There was business to be done, if she was ever to climb back into Diana’s good graces. Clearly, just submitting to her deviant desires wasn’t enough; and even Medea had to admit to herself that her body was not what it used to be. Her scales were matted and lusterless, and her gluttony had made it harder and harder to squeeze into her human skin every morning.
She had to face the harsh truth about herself. She had failed with the Florida project; she had failed even with this childishly simple task of capturing three aliens—one of them a child, no less. For some moments Medea luxuriated in self-pity. But self-pity was a poor substitute for power, so she reached for the controls of her telecommunications console and started to call people.
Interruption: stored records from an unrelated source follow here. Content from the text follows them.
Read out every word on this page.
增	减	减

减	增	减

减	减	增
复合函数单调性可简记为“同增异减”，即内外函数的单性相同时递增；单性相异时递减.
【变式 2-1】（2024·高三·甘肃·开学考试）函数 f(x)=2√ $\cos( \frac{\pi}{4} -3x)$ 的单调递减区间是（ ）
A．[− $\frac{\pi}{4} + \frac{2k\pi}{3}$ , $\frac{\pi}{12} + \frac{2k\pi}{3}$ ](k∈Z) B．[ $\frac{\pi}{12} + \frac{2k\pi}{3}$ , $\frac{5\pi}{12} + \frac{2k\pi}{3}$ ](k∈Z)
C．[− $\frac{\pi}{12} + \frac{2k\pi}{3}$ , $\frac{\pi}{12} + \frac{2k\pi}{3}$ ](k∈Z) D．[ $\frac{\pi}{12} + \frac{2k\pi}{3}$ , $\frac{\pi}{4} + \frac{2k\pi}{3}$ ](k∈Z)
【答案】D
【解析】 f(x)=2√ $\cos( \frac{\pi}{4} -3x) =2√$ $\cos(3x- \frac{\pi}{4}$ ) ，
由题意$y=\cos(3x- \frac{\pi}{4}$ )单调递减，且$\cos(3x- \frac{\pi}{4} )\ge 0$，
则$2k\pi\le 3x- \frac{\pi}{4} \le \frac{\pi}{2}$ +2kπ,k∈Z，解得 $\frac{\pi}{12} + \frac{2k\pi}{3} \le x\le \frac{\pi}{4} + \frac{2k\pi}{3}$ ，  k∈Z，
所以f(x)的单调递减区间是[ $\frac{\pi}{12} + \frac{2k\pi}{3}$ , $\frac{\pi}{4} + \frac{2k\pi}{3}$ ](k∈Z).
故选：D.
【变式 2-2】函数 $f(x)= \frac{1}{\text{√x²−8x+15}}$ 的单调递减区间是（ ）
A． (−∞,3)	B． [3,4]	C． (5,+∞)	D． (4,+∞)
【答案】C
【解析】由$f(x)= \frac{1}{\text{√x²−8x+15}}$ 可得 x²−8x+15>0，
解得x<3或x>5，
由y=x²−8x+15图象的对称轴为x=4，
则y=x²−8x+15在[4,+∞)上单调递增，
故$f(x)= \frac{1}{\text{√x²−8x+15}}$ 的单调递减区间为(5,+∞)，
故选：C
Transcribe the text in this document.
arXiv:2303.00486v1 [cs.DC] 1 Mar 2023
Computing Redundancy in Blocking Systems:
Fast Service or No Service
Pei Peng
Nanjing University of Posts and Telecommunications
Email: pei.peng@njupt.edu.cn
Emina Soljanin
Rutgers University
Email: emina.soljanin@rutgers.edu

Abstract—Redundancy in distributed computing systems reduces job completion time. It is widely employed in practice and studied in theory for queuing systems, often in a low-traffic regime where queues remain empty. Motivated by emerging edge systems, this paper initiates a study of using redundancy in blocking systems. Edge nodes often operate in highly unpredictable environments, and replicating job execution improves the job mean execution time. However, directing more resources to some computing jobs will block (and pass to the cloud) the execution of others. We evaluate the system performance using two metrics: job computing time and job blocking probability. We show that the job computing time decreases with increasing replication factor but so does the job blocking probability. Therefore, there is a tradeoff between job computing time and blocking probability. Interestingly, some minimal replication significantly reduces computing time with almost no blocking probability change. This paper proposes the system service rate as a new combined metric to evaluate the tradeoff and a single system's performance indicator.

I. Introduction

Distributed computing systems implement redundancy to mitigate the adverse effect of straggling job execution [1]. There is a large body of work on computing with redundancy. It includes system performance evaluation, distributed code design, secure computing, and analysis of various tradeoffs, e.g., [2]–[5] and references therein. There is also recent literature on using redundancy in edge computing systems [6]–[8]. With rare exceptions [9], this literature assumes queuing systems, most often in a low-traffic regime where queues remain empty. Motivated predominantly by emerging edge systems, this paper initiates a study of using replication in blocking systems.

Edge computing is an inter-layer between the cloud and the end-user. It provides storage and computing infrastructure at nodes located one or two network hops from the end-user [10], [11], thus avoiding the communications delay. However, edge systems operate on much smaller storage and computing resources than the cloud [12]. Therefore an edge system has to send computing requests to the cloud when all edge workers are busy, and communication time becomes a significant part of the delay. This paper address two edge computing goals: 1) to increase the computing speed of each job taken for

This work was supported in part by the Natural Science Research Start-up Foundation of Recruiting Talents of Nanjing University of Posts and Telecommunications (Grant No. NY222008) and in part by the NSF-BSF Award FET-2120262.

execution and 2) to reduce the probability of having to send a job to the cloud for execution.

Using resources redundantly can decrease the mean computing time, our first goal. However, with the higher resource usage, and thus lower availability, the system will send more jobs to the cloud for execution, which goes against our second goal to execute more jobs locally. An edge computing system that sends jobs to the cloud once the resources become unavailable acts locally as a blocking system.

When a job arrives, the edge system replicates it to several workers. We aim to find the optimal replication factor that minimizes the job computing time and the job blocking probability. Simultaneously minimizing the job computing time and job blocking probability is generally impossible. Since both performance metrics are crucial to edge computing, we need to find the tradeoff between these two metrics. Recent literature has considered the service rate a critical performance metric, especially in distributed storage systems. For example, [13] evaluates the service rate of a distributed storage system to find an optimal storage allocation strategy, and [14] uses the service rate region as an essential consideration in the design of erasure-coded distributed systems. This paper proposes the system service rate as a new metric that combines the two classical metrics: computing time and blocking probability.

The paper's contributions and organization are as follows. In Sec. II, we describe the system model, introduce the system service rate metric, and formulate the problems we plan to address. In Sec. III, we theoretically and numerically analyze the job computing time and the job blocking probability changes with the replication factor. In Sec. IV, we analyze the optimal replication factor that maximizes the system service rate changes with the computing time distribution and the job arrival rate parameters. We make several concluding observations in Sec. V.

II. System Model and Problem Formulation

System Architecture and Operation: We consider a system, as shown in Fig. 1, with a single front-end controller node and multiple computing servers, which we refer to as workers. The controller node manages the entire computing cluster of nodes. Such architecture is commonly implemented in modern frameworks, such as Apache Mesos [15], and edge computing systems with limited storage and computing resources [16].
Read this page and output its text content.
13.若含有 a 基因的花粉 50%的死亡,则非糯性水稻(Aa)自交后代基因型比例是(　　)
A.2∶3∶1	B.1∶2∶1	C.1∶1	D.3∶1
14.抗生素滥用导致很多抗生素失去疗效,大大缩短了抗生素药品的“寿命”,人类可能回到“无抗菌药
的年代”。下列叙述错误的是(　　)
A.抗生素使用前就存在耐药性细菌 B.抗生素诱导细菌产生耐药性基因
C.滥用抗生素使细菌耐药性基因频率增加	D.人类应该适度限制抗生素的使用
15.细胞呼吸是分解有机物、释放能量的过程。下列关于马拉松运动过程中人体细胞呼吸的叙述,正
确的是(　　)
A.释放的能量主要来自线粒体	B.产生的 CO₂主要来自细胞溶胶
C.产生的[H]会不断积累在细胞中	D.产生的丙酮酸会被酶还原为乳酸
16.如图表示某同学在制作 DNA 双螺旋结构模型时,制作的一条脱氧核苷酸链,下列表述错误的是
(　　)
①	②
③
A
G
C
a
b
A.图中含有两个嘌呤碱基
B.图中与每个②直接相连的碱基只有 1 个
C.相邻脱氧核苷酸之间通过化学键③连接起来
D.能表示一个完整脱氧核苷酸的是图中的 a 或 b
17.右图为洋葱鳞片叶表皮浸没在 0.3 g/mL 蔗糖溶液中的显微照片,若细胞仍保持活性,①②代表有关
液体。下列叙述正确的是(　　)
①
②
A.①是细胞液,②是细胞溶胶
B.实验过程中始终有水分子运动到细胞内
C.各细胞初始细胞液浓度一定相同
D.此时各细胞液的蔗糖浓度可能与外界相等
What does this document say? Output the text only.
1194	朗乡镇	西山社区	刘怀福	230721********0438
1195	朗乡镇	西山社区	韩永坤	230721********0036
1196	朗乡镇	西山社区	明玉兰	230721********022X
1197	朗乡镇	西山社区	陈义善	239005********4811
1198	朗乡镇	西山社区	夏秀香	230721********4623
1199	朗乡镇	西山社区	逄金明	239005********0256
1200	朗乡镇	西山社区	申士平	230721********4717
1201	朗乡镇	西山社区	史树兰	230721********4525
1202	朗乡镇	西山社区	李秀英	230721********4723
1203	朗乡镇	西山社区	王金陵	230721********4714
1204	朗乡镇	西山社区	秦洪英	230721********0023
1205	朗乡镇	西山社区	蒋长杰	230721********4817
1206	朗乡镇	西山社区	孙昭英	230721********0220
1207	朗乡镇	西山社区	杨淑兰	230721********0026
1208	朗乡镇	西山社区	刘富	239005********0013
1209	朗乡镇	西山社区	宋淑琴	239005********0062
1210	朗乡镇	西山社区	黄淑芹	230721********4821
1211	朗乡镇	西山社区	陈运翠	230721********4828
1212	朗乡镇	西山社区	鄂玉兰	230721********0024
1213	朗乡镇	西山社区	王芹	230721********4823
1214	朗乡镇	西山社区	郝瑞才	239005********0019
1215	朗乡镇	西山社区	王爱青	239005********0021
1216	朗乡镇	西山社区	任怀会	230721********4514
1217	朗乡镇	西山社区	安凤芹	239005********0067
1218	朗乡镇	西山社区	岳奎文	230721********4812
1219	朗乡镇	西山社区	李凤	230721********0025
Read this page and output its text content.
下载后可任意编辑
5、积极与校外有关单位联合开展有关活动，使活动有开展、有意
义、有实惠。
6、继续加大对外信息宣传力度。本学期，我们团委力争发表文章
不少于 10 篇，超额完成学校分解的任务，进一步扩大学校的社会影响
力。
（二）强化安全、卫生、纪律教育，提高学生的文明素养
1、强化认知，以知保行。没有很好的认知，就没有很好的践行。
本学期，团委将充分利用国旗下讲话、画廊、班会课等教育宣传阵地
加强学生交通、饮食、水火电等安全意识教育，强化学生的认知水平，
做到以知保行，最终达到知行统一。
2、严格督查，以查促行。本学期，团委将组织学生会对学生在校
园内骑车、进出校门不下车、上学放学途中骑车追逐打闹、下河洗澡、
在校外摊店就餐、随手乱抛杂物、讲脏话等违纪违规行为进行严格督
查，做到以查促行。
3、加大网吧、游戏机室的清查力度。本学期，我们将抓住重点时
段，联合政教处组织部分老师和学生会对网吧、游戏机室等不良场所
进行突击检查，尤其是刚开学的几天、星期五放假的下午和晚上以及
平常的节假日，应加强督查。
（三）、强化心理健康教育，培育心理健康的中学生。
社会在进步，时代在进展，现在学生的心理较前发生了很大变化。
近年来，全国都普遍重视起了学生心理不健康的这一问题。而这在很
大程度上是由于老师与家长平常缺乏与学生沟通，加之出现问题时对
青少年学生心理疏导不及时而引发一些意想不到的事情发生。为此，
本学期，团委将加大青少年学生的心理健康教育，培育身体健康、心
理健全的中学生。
“I want the entire jurisdiction mobilized, do you hear?” she commanded the overworked officer whose harried face appeared in the screen. “Get on with it! You irk me.”
“Yes, Medea. Of course, Medea.” Why did she get the impression that he wasn’t taking her seriously? What rumors had Diana’s arrival planted in the local staff? Were they perhaps already planning a coup, those blasted subordinates? Sometimes she wished she were a member of a cowardly race like the humans instead of the fiercest, most warlike species in the galaxy.